How Data Domain de-dupe is upping its nearline capabilities

Written By: Peter Williams
Published:
Content Copyright © 2008 Bloor. All Rights Reserved.

Storage de-duplication
has the potential to be used in lots of situations—and de-dupe specialist
Data Domain is having to work hard to prioritise provision of new features from
the opportunities it is seeing.

The starting point
is using its NAS-style de-duplication storage appliances which can be installed with minimum
disruption to an organisation’s existing way of working. This means that, for
instance, it carries out an in-line de-dupe transparently within an unchanged
backup procedure. The company says this will typically achieve an immediate 20x
backup disk saving and requires no management.

So my question is:
“Why wouldn’t you?” Yes, you have to pay for the de-dupe appliance but the massive
disk capacity savings achieved means avoiding future disk drive purchases.

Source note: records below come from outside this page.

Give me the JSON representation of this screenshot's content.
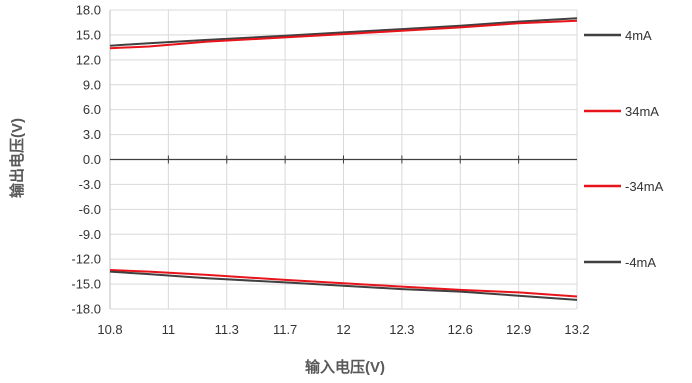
{
  "chart_data": {
    "type": "line",
    "title": "",
    "xlabel": "输入电压(V)",
    "ylabel": "输出电压(V)",
    "xlim": [
      10.8,
      13.2
    ],
    "ylim": [
      -18.0,
      18.0
    ],
    "x_ticks": [
      "10.8",
      "11",
      "11.3",
      "11.7",
      "12",
      "12.3",
      "12.6",
      "12.9",
      "13.2"
    ],
    "y_ticks": [
      "18.0",
      "15.0",
      "12.0",
      "9.0",
      "6.0",
      "3.0",
      "0.0",
      "-3.0",
      "-6.0",
      "-9.0",
      "-12.0",
      "-15.0",
      "-18.0"
    ],
    "grid": true,
    "legend_position": "right",
    "x": [
      10.8,
      11,
      11.3,
      11.7,
      12,
      12.3,
      12.6,
      12.9,
      13.2
    ],
    "series": [
      {
        "name": "4mA",
        "color": "#404040",
        "values": [
          13.7,
          14.0,
          14.4,
          14.9,
          15.3,
          15.7,
          16.1,
          16.6,
          17.0
        ]
      },
      {
        "name": "34mA",
        "color": "#e8141c",
        "values": [
          13.4,
          13.6,
          14.2,
          14.7,
          15.1,
          15.5,
          15.9,
          16.4,
          16.7
        ]
      },
      {
        "name": "-34mA",
        "color": "#e8141c",
        "values": [
          -13.3,
          -13.5,
          -13.9,
          -14.5,
          -14.9,
          -15.3,
          -15.7,
          -16.0,
          -16.5
        ]
      },
      {
        "name": "-4mA",
        "color": "#404040",
        "values": [
          -13.5,
          -13.8,
          -14.3,
          -14.8,
          -15.2,
          -15.6,
          -15.9,
          -16.4,
          -16.9
        ]
      }
    ]
  }
}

In
turn this can, for instance, greatly defer the day when your data centre runs
out of capacity (space, energy) so it also fits well with a green IT policy.

Data Domain also
uses this de-dupe process for a virtual tape library (VTL). The huge disk
capacity saving means data can be economically retained on disk—nearline storage—for, perhaps, months before there is a need for it to go into deep tape (or
optical) archive. In the meantime it is much more rapidly recoverable and
accessible. With the data taking, say, 1/20th the capacity on low
cost SATA disk compared with ‘un-deduped’ tape, the economics of disk versus
tape is radically altered in disk’s favour.

In both cases the
data is accessible reasonably fast, so it provides a nearline tier which can be
accessed directly for many applications; for instance Data Domain has
partnerships with a couple of content search engine providers. Storage content searches
are useful as input to discovery as evidence for a compliance court case.

A new Data Domain
feature is Retention Lock; this can set a lock on individual files as they are
archived so that they cannot be changed in any way for a pre-set period. Since
this is open for the IT manager to set or change it is not suited to rigorous SEC-level
compliance, but helps ensure good governance since it will firmly block user
access. The company also uses a partner to provide encryption. Together these
steps show Data Domain making at least tentative moves into accommodating governance,
risk and compliance (GRC) needs. A data destruction verifiable delete facility
is also planned this year.

In fact de-dupe is
equally at home with archiving as with backup, although the nature of archiving
means the space saving of, typically 75–80% or 4x, is much lower than for
backup; but it’s still impressive. Moreover, the process is also helping remove
the demarcation between backup and archive systems which, at least longer term,
should help simplify the management process.

Further ways this
is supported is that sending either a backup or archive copy to a remote
location, even travelling over a WAN, is practical. Now add a frequent snapshot
capability which sends hardly any data as it only needs to store data tags, and
you nearly have continuous data
protection (CDP) and a very low-cost disaster
recovery (DR) solution. You also obviate any need to physically transport newly-created
tapes to a remote secure location—by sending the information over the wire.

All these are
possible only because the specially-designed appliance, which draws heavily on
CPU performance, achieves the necessary throughput to carry out block- and
byte-level de-dupe in-line as the data is received. Any vendor providing only a
software solution cannot achieve this throughput—and building an optimised appliance
is not an overnight job. The alternative, so-called ‘post-processing’ de-dupe
that only works on the already backed-up storage, has very little value in my
book, as it needs to allocate more disk
space and incurs extra management.

So, notwithstanding
the economic downturn and with storage volumes set to continue soaring, Data Domain
looks to be sitting pretty right now.

What of the
future? Clearly, since applications can already access de-duped nearline
storage in real time, there are few technical reasons stopping de-dupe being
applied to tier one (even tier zero) storage and saving yet more space—except
in considering when to accomplish the de-dupe. (No immediate plans for this I’m
told.) What I do know is that Data Domain’s own users are thinking outside the (storage)
box to pass on their ideas—so some highly original future developments are
entirely possible.